In no place other than America are people paid $1 as a standard “thanks” for delicately removing the top off of a glass bottle or pulling a pint. And when America’s Bartenders do this 50 times in one hour, it ads up to quite a bit more than the $7.25 New York City minimum wage or $10.25 in places like San Francisco with “living wages.”
That overly-bearded hipster who has ignored you in favor of people who display more cleavage or douchebags who are more aggressive than you or jerks who flash large bills, is clearing nearly $500 — 80% in cash — during a standard 8-hour shift on a busy night. And when he doesn’t serve you for 15 minutes, despite your constant eye contact, followed by internal heeing and hawing about how you’re not going to tip the bastard, you do it anyway, for fear of retribution that if you don’t tip him this time, your 15 minute wait will be doubled to a half hour sentence next time.
As a non-cocktail drinker, I am particularly irked when I lay down $1 for the usually no more than 12 seconds to crack open a beer or pour a glass of wine. I’d happily keep a bottle opener on my keychain and then handle it myself, and charge neither friends nor fellow barmates for my services.
There are even folks who tip even better than the standard $1 per drink. Oftentimes, these people have worked at some point in their lives within the service industry, and say things like, “I know what it’s like to live off of tips.” And to that, I wonder, is it like being the CEO of a Fortune 500 company, whereby you’re paid disproportionately well relative to the work that you’re doing?

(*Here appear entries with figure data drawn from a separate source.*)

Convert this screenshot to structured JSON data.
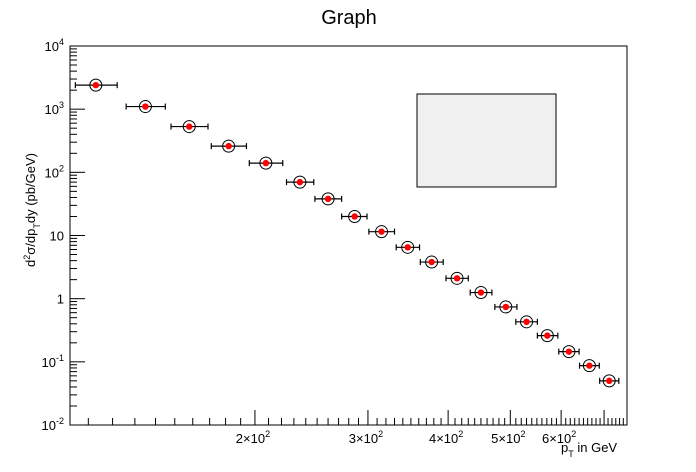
{
  "chart_data": {
    "type": "scatter",
    "title": "Graph",
    "xlabel": "p_T in GeV",
    "ylabel": "d^2σ/dp_T dy (pb/GeV)",
    "x_scale": "log",
    "y_scale": "log",
    "xlim": [
      103,
      760
    ],
    "ylim": [
      0.01,
      10000
    ],
    "grid": false,
    "legend": "empty box, upper-right",
    "colors": {
      "marker_fill": "#ff0000",
      "marker_edge": "#000000",
      "axis": "#000000",
      "legend_fill": "#f0f0f0"
    },
    "x_ticks": [
      {
        "value": 200,
        "mantissa": "2",
        "exponent": "2"
      },
      {
        "value": 300,
        "mantissa": "3",
        "exponent": "2"
      },
      {
        "value": 400,
        "mantissa": "4",
        "exponent": "2"
      },
      {
        "value": 500,
        "mantissa": "5",
        "exponent": "2"
      },
      {
        "value": 600,
        "mantissa": "6",
        "exponent": "2"
      }
    ],
    "y_ticks": [
      {
        "value": 0.01,
        "base": "10",
        "exponent": "-2"
      },
      {
        "value": 0.1,
        "base": "10",
        "exponent": "-1"
      },
      {
        "value": 1,
        "base": "1",
        "exponent": ""
      },
      {
        "value": 10,
        "base": "10",
        "exponent": ""
      },
      {
        "value": 100,
        "base": "10",
        "exponent": "2"
      },
      {
        "value": 1000,
        "base": "10",
        "exponent": "3"
      },
      {
        "value": 10000,
        "base": "10",
        "exponent": "4"
      }
    ],
    "points": [
      {
        "x": 113,
        "y": 2400,
        "xlow": 105,
        "xhigh": 122
      },
      {
        "x": 135,
        "y": 1100,
        "xlow": 126,
        "xhigh": 145
      },
      {
        "x": 158,
        "y": 530,
        "xlow": 148,
        "xhigh": 169
      },
      {
        "x": 182,
        "y": 260,
        "xlow": 171,
        "xhigh": 194
      },
      {
        "x": 208,
        "y": 140,
        "xlow": 196,
        "xhigh": 221
      },
      {
        "x": 235,
        "y": 70,
        "xlow": 224,
        "xhigh": 247
      },
      {
        "x": 260,
        "y": 38,
        "xlow": 248,
        "xhigh": 273
      },
      {
        "x": 286,
        "y": 20,
        "xlow": 273,
        "xhigh": 299
      },
      {
        "x": 315,
        "y": 11.5,
        "xlow": 301,
        "xhigh": 330
      },
      {
        "x": 346,
        "y": 6.5,
        "xlow": 332,
        "xhigh": 361
      },
      {
        "x": 377,
        "y": 3.8,
        "xlow": 362,
        "xhigh": 393
      },
      {
        "x": 413,
        "y": 2.1,
        "xlow": 397,
        "xhigh": 430
      },
      {
        "x": 450,
        "y": 1.25,
        "xlow": 433,
        "xhigh": 468
      },
      {
        "x": 492,
        "y": 0.74,
        "xlow": 473,
        "xhigh": 512
      },
      {
        "x": 530,
        "y": 0.43,
        "xlow": 510,
        "xhigh": 551
      },
      {
        "x": 571,
        "y": 0.26,
        "xlow": 551,
        "xhigh": 593
      },
      {
        "x": 617,
        "y": 0.145,
        "xlow": 595,
        "xhigh": 640
      },
      {
        "x": 664,
        "y": 0.087,
        "xlow": 641,
        "xhigh": 688
      },
      {
        "x": 713,
        "y": 0.05,
        "xlow": 689,
        "xhigh": 738
      }
    ]
  }
}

Fact: It’s not hard to earn out-sized tips when people are drunk. And the $1 tip becomes, $50 on $35 worth of drinks and so on. But this is ludicrous. Bartenders, other than their value as untrained psychologists for the “regulars,” provide very little social value.

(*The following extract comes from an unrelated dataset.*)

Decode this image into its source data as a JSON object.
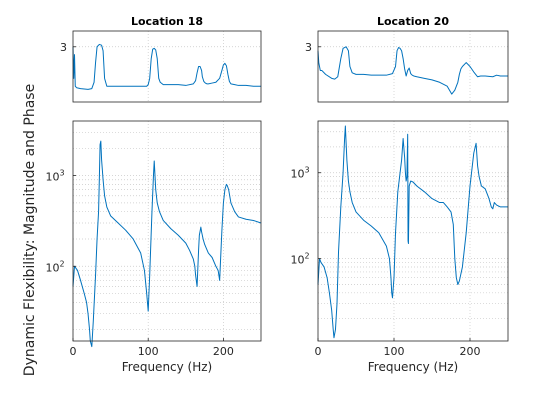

We can all bet that those bartenders from sea to shining sea, and most certainly in swing states, will be voting for Mr. Romney this fall, since they’ve got way more in common with him than the journalists, cops, retail employees, teachers, and non-profiteers who make way less dough.
Thus, I have created a modest proposal for fixing this problem. Maybe, the type of bar that I need to find, is the one that lets technology do the work, fully replacing the bartender. Let us, as they stay in start-upland, “disrupt” the bar.
My technical solutions? Well, 16 Handles got it right by charging people by the weight for frozen yogurt. Why not do the same for alcohol? Either use vending machines that distribute specific alcohols based on weight (perhaps using a credit card verification check) or let people distribute their own alcohol from taps. Of course, while firing the bartenders, it would be wise to have a couple of non-tipped bouncers around to make sure that drunkards aren’t getting served. And this also eliminates the waiting, the possibility of misheard orders, and the lack of a linear structure in determining who is served first.
After griping about this issue, a British friend recently told me, “I believe this is a substitute for a social welfare system here. However, like all welfare systems, it has been abused beyond its original, noble, intentions.”
What if you took all of the money that you would tip to bartenders in a given week, and then donated it to a charity? Then, you’d feel way better about yourself … and have a hefty tax deduction. In the mean time, you can use your “tax refund” to work on that bar disruption start-up.